Benefits and Pitfalls of Energy Savings Performance Contracting
The benefits of Energy Savings Performance Contracting can include:
- Solutions to infrastructure and operational needs
- Guaranteed results = minimal risk for the water system
- Reduced operating / utility costs
- Best life cycle cost, not just the lowest price
- Turnkey project development and implementation
- Saves the water system time and provides solutions
Thus the ESPC set of arrangements provides the water system with not only energy cost reductions, but also with capital, expertise, manpower, and guaranteed savings.
However, there can be pitfalls as well to the ESPC approach. They can include challenges such as:
- Failure of water system owner to perform due diligence
- Failure to properly understand all contracts
- Overly optimistic expectations / promises by the ESCO
- Poor project specifications
- Failure to do an IGA (Investment Grade Audit)
- Failure to do proper M&V (Measurement and Verification)
- Failure to properly understand state-level regulations for ESPC, if you are a local government owned water system.
- Staff time must be allocated by the water system to see process through across time.
Tips for Success
If an Energy Savings Performance is to be successful, some keys to success can include:
- Assemble all needed stakeholders
- Create a data packet for the project(s)
- Issue an RFP (if required/desired – your state energy office may have a template RFP)
- Evaluate responses to the RFP (select an ESCO)
- Perform an IGA
- Negotiate all needed contracts (ESCO, M&V, finance)
- For government agencies: get approval from the appropriate government agency
- Seek out free support from your state energy office (which may include many offerings, including approved lists of ESCO firms, M&V firms, energy auditors, etc.)

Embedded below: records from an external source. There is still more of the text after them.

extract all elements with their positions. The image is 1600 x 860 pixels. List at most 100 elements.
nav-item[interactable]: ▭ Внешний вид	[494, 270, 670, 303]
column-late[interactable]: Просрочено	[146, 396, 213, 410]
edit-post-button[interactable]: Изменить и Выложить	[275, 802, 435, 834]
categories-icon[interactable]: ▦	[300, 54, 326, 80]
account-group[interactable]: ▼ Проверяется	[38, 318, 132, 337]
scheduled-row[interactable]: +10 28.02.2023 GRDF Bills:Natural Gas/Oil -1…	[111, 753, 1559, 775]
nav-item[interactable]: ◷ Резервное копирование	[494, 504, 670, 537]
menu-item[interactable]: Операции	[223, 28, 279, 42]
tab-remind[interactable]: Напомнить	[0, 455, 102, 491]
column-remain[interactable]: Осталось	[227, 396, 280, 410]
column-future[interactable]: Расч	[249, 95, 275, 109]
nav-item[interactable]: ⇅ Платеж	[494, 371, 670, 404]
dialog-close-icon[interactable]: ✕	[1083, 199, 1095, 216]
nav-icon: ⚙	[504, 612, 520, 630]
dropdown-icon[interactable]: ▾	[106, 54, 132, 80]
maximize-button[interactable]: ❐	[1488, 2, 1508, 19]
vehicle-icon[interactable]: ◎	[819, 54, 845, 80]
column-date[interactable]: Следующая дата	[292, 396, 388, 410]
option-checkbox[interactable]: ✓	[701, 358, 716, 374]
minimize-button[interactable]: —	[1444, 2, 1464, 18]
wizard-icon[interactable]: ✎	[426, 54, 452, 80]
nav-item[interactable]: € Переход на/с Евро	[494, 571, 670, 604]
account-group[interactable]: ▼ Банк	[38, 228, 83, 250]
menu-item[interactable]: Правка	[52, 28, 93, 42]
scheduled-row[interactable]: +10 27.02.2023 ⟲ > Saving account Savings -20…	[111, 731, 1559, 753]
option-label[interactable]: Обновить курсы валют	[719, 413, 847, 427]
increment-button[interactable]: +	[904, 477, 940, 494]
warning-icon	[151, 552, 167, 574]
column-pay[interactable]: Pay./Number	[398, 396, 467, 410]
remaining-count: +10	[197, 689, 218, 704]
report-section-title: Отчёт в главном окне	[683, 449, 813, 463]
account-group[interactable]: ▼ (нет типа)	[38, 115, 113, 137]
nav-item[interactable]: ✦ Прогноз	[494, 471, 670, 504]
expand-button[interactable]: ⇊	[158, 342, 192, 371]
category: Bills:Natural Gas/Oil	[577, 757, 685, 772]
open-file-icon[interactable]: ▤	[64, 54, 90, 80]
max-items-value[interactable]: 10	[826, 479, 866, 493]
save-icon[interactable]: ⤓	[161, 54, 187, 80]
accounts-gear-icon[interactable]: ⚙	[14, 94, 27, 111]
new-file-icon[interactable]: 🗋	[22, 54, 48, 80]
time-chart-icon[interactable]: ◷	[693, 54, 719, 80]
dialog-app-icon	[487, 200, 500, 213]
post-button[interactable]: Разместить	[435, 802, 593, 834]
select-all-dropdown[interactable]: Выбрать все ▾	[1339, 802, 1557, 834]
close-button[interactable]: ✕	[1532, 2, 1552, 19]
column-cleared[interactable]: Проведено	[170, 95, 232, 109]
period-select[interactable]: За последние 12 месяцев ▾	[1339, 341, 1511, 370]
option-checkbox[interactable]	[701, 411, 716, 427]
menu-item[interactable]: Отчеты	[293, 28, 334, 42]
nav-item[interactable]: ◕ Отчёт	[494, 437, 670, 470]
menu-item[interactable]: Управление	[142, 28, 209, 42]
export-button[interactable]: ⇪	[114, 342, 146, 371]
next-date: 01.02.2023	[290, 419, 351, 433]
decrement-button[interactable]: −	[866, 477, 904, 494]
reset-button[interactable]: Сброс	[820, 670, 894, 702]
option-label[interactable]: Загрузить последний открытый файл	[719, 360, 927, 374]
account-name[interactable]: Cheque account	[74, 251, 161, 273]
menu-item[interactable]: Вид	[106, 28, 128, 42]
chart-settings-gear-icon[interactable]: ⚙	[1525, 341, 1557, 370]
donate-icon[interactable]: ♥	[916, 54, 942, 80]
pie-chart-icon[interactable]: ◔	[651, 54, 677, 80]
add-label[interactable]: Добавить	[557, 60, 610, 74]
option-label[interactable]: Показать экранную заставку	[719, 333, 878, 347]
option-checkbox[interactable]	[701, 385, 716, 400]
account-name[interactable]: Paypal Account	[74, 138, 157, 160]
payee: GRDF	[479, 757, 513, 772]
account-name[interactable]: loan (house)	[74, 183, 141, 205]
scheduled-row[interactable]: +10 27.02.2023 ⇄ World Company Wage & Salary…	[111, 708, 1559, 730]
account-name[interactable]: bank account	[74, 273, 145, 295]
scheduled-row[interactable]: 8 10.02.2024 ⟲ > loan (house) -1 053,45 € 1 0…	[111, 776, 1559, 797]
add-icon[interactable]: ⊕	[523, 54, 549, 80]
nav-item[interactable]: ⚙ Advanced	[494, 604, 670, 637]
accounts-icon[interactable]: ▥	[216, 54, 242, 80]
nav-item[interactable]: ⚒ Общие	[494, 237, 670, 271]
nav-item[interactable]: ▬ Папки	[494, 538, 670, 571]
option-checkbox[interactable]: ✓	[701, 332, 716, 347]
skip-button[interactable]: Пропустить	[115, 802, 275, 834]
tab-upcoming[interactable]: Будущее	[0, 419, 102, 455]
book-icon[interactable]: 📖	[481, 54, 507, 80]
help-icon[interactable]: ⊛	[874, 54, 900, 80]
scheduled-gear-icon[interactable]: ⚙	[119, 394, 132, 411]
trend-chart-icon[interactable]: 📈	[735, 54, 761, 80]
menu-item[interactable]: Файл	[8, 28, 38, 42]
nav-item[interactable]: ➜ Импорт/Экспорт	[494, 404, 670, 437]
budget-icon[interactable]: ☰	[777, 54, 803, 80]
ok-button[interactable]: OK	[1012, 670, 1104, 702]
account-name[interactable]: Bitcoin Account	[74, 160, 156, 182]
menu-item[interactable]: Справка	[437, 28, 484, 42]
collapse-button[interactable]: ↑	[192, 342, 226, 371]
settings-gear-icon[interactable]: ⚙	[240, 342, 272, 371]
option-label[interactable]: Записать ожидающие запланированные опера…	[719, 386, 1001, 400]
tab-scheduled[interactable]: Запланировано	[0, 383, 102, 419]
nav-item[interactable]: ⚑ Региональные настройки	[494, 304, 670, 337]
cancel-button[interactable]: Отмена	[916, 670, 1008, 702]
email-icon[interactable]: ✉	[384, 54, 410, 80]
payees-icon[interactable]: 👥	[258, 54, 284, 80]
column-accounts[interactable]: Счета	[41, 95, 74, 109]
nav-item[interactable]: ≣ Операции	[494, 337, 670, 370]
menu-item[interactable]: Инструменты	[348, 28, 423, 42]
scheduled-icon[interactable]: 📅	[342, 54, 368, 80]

While the ESPC approach may not be for everyone, it is a growing method of financing and supporting energy management projects for organizations of all kinds, including small water systems. It provides access to capital, expertise, manpower, and typically guarantees you a given amount of energy savings. And it allows you a new tool in your financial toolkit to help you figure out how to make those energy costs of your system to “contract” into ever smaller amounts!